A lo largo de sus 110 páginas, el sumo pontífice analiza el impacto de la inteligencia artificial en la sociedad actual. En el documento, firmado el pasado 15 de mayo en conmemoración del 135° aniversario de la célebre encíclica Rerum Novarum de León XIII, el obispo de Roma desmitifica la idea de que los algoritmos sean éticamente neutrales y advierte con firmeza sobre la necesidad de establecer regulaciones estrictas que impidan que los sistemas automatizados terminen subyugando a los seres humanos.

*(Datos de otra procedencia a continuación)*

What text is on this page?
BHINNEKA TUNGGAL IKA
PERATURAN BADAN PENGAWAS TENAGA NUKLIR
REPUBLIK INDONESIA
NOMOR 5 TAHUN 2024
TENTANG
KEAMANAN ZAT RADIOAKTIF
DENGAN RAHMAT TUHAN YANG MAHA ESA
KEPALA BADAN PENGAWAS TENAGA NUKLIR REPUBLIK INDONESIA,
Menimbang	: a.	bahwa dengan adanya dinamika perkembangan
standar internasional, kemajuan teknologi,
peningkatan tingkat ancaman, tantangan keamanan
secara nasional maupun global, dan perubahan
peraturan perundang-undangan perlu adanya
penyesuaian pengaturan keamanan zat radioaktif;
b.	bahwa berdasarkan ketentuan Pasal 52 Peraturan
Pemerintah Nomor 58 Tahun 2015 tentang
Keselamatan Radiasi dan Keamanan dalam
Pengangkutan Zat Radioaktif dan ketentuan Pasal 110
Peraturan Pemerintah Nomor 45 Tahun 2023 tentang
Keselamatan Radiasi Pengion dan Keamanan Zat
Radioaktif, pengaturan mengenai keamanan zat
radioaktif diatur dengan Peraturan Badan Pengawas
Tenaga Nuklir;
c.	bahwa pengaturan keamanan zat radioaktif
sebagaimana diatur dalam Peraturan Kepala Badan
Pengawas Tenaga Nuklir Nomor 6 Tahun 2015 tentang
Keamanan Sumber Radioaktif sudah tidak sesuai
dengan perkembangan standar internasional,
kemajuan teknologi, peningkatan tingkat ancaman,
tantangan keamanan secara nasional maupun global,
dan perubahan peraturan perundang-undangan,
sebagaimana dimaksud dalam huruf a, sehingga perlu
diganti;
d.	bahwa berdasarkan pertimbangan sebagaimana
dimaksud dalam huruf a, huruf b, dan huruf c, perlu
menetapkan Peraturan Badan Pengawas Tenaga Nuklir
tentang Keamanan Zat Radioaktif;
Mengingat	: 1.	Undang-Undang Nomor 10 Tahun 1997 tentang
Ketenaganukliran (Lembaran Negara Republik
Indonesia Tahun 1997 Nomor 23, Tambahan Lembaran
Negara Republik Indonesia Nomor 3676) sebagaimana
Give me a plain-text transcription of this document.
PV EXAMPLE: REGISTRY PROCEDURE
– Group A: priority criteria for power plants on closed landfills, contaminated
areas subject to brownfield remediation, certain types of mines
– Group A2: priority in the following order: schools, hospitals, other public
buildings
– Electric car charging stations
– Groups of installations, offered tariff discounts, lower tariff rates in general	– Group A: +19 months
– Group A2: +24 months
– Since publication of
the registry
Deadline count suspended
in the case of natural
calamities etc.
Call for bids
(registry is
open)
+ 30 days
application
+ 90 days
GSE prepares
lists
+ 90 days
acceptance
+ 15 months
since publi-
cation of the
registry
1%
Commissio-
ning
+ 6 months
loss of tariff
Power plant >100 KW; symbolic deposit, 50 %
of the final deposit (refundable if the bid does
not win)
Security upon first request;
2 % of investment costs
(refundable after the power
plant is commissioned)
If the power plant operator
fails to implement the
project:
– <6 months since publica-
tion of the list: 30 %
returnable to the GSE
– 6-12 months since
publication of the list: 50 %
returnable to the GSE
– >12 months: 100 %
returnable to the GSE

El eje central del pronunciamiento pontificio radica en la preocupante centralización de recursos, patentes, infraestructuras y datos que hoy en día se encuentran bajo el dominio exclusivo de un puñado de corporaciones privadas, las cuales terminan dictando las pautas de interacción global y acceso económico de forma opaca. Para hacer frente a esta realidad, que según el documento fomenta la desigualdad y debilita la democracia a través de la desinformación masiva, León XIV apela a la creación de marcos legales robustos y auditorías externas que escapen al arbitrio de los gigantes de Silicon Valley, cuyas valoraciones en el mercado estadounidense superan incluso el Producto Interno Bruto de diversas naciones. La presentación del texto contó con la notable participación de Christopher Olah, cofundador de la firma de IA Anthropic, cuya presencia fue interpretada por las autoridades del Vaticano como un gesto de diálogo institucional similar al que se mantiene con mandatarios estatales, en un contexto donde dicha empresa mantiene disputas con el gobierno de Donald Trump por negarse a la explotación bélica sin restricciones de sus desarrollos.
El magisterio papal desglosa además los riesgos tangibles de la automatización en áreas críticas como el mercado laboral y la protección de las infancias, denunciando que las dinámicas de las redes sociales facilitan flagelos como la explotación y el chantaje digital mediante la manipulación de imágenes. Asimismo, el pontífice exige que cualquier proceso de reconversión industrial incluya salvaguardas explícitas para el empleo digno, rechazando que la rentabilidad económica justifique el desplazamiento sistemático de trabajadores a tareas alienantes o al desempleo. Por otra parte, la encíclica extiende la mirada ecológica heredada de su antecesor hacia la huella de carbono de los macrocentros de procesamiento de datos, al tiempo que censura categóricamente el uso de la IA en armamento autónomo, declarando inadmisible la delegación de decisiones letales a las máquinas y llamando a deponer el histórico concepto de “guerra justa”.
En un apartado sin precedentes que añade un profundo peso moral al documento, León XIV incluyó una disculpa formal e institucional por la complicidad de la propia Iglesia católica en la legitimación y práctica de la esclavitud durante siglos pasados, reconociendo el retraso histórico de la institución en emitir una condena universal contra dicho abuso. Este pedido de perdón adquiere un cariz sumamente íntimo debido al árbol genealógico del propio pontífice, que entrelaza tanto a antepasados esclavizados como a propietarios de siervos, según investigaciones recientes. Conectando las deudas del pasado con el presente, el Papa equiparó el sometimiento de antaño con las deplorables condiciones de explotación que sufren hoy los trabajadores encargados de extraer los minerales necesarios para la fabricación de microchips, consolidando así un llamado urgente a orientar el progreso tecnológico hacia el bien común y la preservación de la dignidad humana.